Most westerners and Thai's don't know that the training process to get the elephant to pull a log or dance or "play music" or some other ridiculously un-elephant activity involves a long period of incomprehensibly cruel torture and abuse. How else can they get the animal to "paint" a picture?

A refuge was set up in 1995 in northern Thailand, about an hour from Chiang Mai. Elephant Nature Park started out with one injured elephant , then grew one by one and today has 28 elephants. All of them have been rescued from logging camps, tourist shows and rides and many of them had been maimed by their owners or through their work.

One elephant was blinded in both eyes by her owner as punishment. Another had both rear legs broken by a falling log, then was made to continue working so that his legs healed crippled. Another had part of her foot blown off from stepping on a land mine. Another had his tusk sawed off by a chain saw. So many sad stories for these beautiful animals.

We wanted to experience elephants on this trip to Thailand and found the Elephant Nature Park online. We just came back from 3 incredible days learning about them through feeding, bathing, walking them and just watching their antics for hours of entertainment.

Feeding time!

Elephant Nature Park is located in a picturesque valley along a river where they are taken to bathe twice a day. We humans pay big bucks for spa treatments like this!

The setting is remote but we weren't roughing it too badly. Here's the view from our room, in a tree house-like complex:

And the ice cream man comes every afternoon!

One night, we went to an even more remote place, Elephant Haven, the original site for the park and a mountain retreat where they're let loose and allowed to forage freely in the jungle overnight. We had to cross a river by bamboo raft then hike another hour or so to get to the camp.

There was no electricity, only fire and candles to light our way at night.

The mahouts making toast for breakfast.

The elephants loved the opportunity to run free and we loved the chance to get more "natural".

Most of that is NOT tan!

The next morning, we had to go searching for the elephants then walk them back to the park.

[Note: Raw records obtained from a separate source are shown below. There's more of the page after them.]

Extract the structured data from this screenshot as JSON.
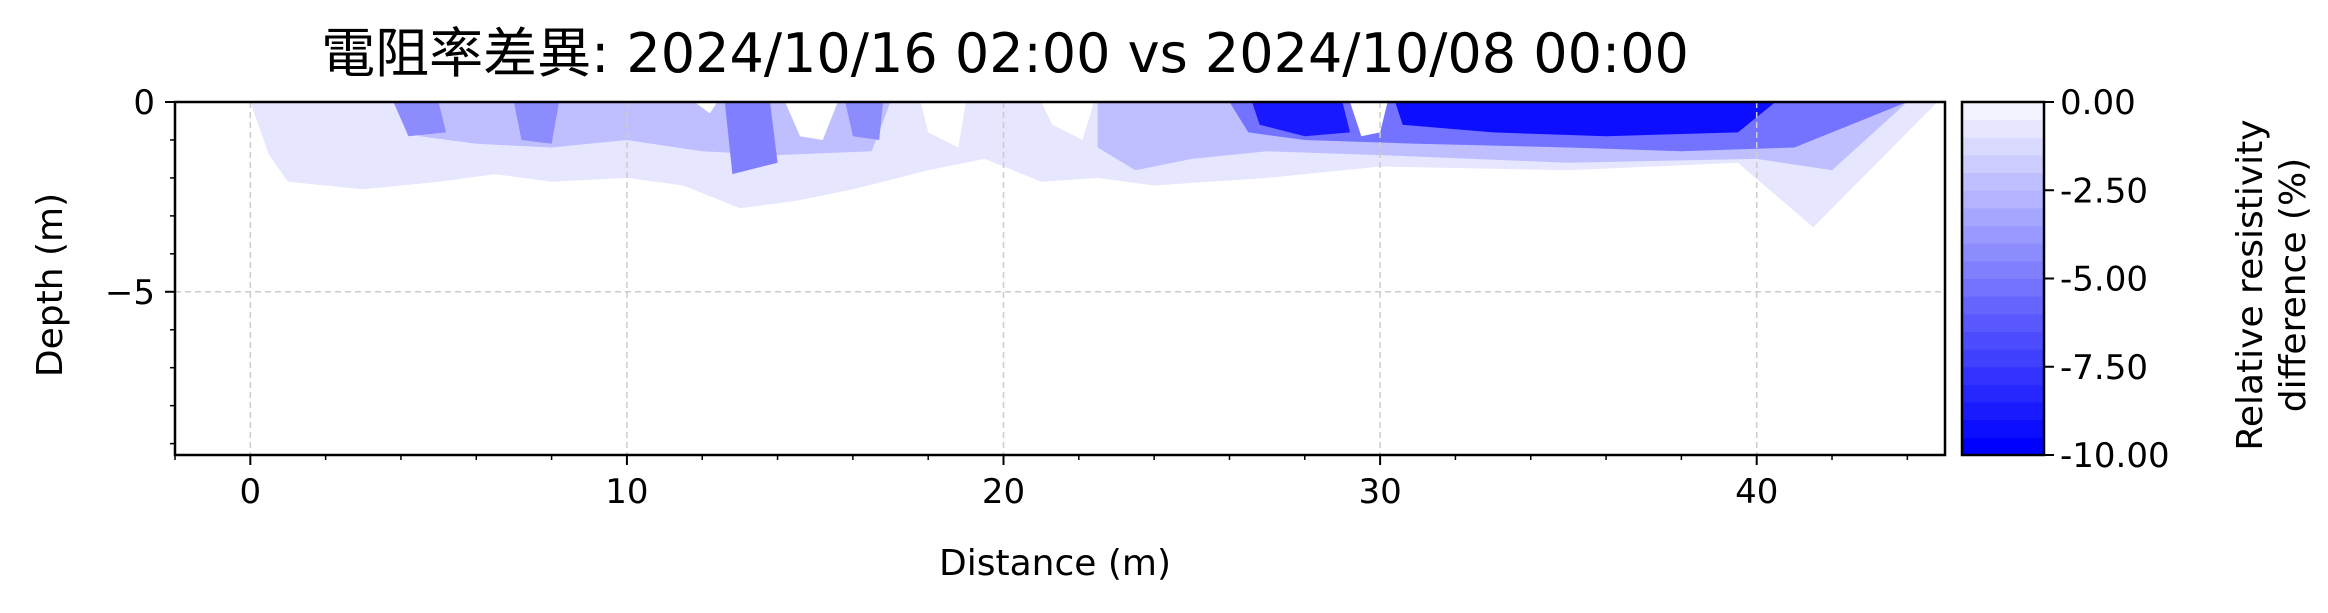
{
  "chart_data": {
    "type": "heatmap",
    "title": "電阻率差異: 2024/10/16 02:00 vs 2024/10/08 00:00",
    "xlabel": "Distance (m)",
    "ylabel": "Depth (m)",
    "xlim": [
      -2,
      45
    ],
    "ylim": [
      -9.3,
      0
    ],
    "x_ticks": [
      {
        "value": 0,
        "label": "0"
      },
      {
        "value": 10,
        "label": "10"
      },
      {
        "value": 20,
        "label": "20"
      },
      {
        "value": 30,
        "label": "30"
      },
      {
        "value": 40,
        "label": "40"
      }
    ],
    "y_ticks": [
      {
        "value": 0,
        "label": "0"
      },
      {
        "value": -5,
        "label": "−5"
      }
    ],
    "grid": true,
    "colorbar": {
      "label_line1": "Relative resistivity",
      "label_line2": "difference (%)",
      "range": [
        -10,
        0
      ],
      "levels": 20,
      "min_color": "#0000ff",
      "max_color": "#ffffff",
      "ticks": [
        {
          "value": 0,
          "label": "0.00"
        },
        {
          "value": -2.5,
          "label": "-2.50"
        },
        {
          "value": -5,
          "label": "-5.00"
        },
        {
          "value": -7.5,
          "label": "-7.50"
        },
        {
          "value": -10,
          "label": "-10.00"
        }
      ]
    },
    "regions": [
      {
        "name": "shallow-envelope",
        "value": -1.0,
        "points": [
          [
            0,
            0
          ],
          [
            44.8,
            0
          ],
          [
            41.5,
            -3.3
          ],
          [
            39.5,
            -1.6
          ],
          [
            35,
            -1.8
          ],
          [
            30,
            -1.7
          ],
          [
            27,
            -2.0
          ],
          [
            24,
            -2.2
          ],
          [
            22.5,
            -2.0
          ],
          [
            21,
            -2.1
          ],
          [
            19.5,
            -1.5
          ],
          [
            18,
            -1.8
          ],
          [
            16,
            -2.3
          ],
          [
            14.5,
            -2.6
          ],
          [
            13,
            -2.8
          ],
          [
            11.5,
            -2.2
          ],
          [
            10,
            -2.0
          ],
          [
            8,
            -2.1
          ],
          [
            6.5,
            -1.9
          ],
          [
            5,
            -2.1
          ],
          [
            3,
            -2.3
          ],
          [
            1,
            -2.1
          ],
          [
            0.5,
            -1.4
          ]
        ]
      },
      {
        "name": "band-2-5",
        "value": -2.5,
        "points": [
          [
            4,
            0
          ],
          [
            17,
            0
          ],
          [
            16.5,
            -1.3
          ],
          [
            14,
            -1.4
          ],
          [
            12,
            -1.3
          ],
          [
            10,
            -1.0
          ],
          [
            8,
            -1.2
          ],
          [
            6,
            -1.1
          ],
          [
            4.5,
            -0.9
          ]
        ]
      },
      {
        "name": "band-22-44",
        "value": -2.5,
        "points": [
          [
            22.5,
            0
          ],
          [
            44,
            0
          ],
          [
            42,
            -1.8
          ],
          [
            40,
            -1.5
          ],
          [
            35,
            -1.6
          ],
          [
            30,
            -1.4
          ],
          [
            27,
            -1.3
          ],
          [
            25,
            -1.5
          ],
          [
            23.5,
            -1.8
          ],
          [
            22.5,
            -1.2
          ]
        ]
      },
      {
        "name": "spot-4",
        "value": -4.5,
        "points": [
          [
            3.8,
            0
          ],
          [
            5.0,
            0
          ],
          [
            5.2,
            -0.8
          ],
          [
            4.2,
            -0.9
          ]
        ]
      },
      {
        "name": "spot-7",
        "value": -4.5,
        "points": [
          [
            7.0,
            0
          ],
          [
            8.2,
            0
          ],
          [
            8.0,
            -1.1
          ],
          [
            7.2,
            -1.0
          ]
        ]
      },
      {
        "name": "spot-13",
        "value": -5.0,
        "points": [
          [
            12.6,
            0
          ],
          [
            13.8,
            0
          ],
          [
            14.0,
            -1.6
          ],
          [
            12.8,
            -1.9
          ]
        ]
      },
      {
        "name": "spot-16",
        "value": -4.5,
        "points": [
          [
            15.8,
            0
          ],
          [
            16.8,
            0
          ],
          [
            16.7,
            -1.0
          ],
          [
            16.0,
            -0.9
          ]
        ]
      },
      {
        "name": "band-26-44",
        "value": -5.5,
        "points": [
          [
            26,
            0
          ],
          [
            44,
            0
          ],
          [
            41,
            -1.2
          ],
          [
            38,
            -1.3
          ],
          [
            35,
            -1.2
          ],
          [
            31,
            -1.1
          ],
          [
            28,
            -1.0
          ],
          [
            26.5,
            -0.8
          ]
        ]
      },
      {
        "name": "core-27-29",
        "value": -9.0,
        "points": [
          [
            26.6,
            0
          ],
          [
            29.0,
            0
          ],
          [
            29.2,
            -0.8
          ],
          [
            28.0,
            -0.9
          ],
          [
            26.8,
            -0.6
          ]
        ]
      },
      {
        "name": "core-30-40",
        "value": -9.5,
        "points": [
          [
            30.4,
            0
          ],
          [
            40.5,
            0
          ],
          [
            39.5,
            -0.8
          ],
          [
            36,
            -0.9
          ],
          [
            33,
            -0.8
          ],
          [
            30.6,
            -0.6
          ]
        ]
      },
      {
        "name": "hole-29-30",
        "value": 0,
        "points": [
          [
            29.2,
            0
          ],
          [
            30.2,
            0
          ],
          [
            30.0,
            -0.8
          ],
          [
            29.5,
            -0.9
          ]
        ]
      },
      {
        "name": "hole-11",
        "value": 0,
        "points": [
          [
            11.8,
            0
          ],
          [
            12.4,
            0
          ],
          [
            12.2,
            -0.3
          ]
        ]
      },
      {
        "name": "hole-14-16",
        "value": 0,
        "points": [
          [
            14.2,
            0
          ],
          [
            15.6,
            0
          ],
          [
            15.2,
            -1.0
          ],
          [
            14.6,
            -0.9
          ]
        ]
      },
      {
        "name": "hole-18-19",
        "value": 0,
        "points": [
          [
            17.8,
            0
          ],
          [
            19.0,
            0
          ],
          [
            18.8,
            -1.2
          ],
          [
            18.0,
            -0.8
          ]
        ]
      },
      {
        "name": "hole-21-22",
        "value": 0,
        "points": [
          [
            21.0,
            0
          ],
          [
            22.4,
            0
          ],
          [
            22.1,
            -1.0
          ],
          [
            21.3,
            -0.6
          ]
        ]
      }
    ]
  }
}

Then it was time for us to go back to civilization. There's no doubt that we all feel changed for the experience and will feel only sadness when we see travel agents selling elephant treks or rides to thousands of tourists every year. I hope that the Elephant Nature Foundation can change the paradigm for human interactions with these gentle creatures and that more and more tourists will find more joy washing an elephant in a river than riding atop its back.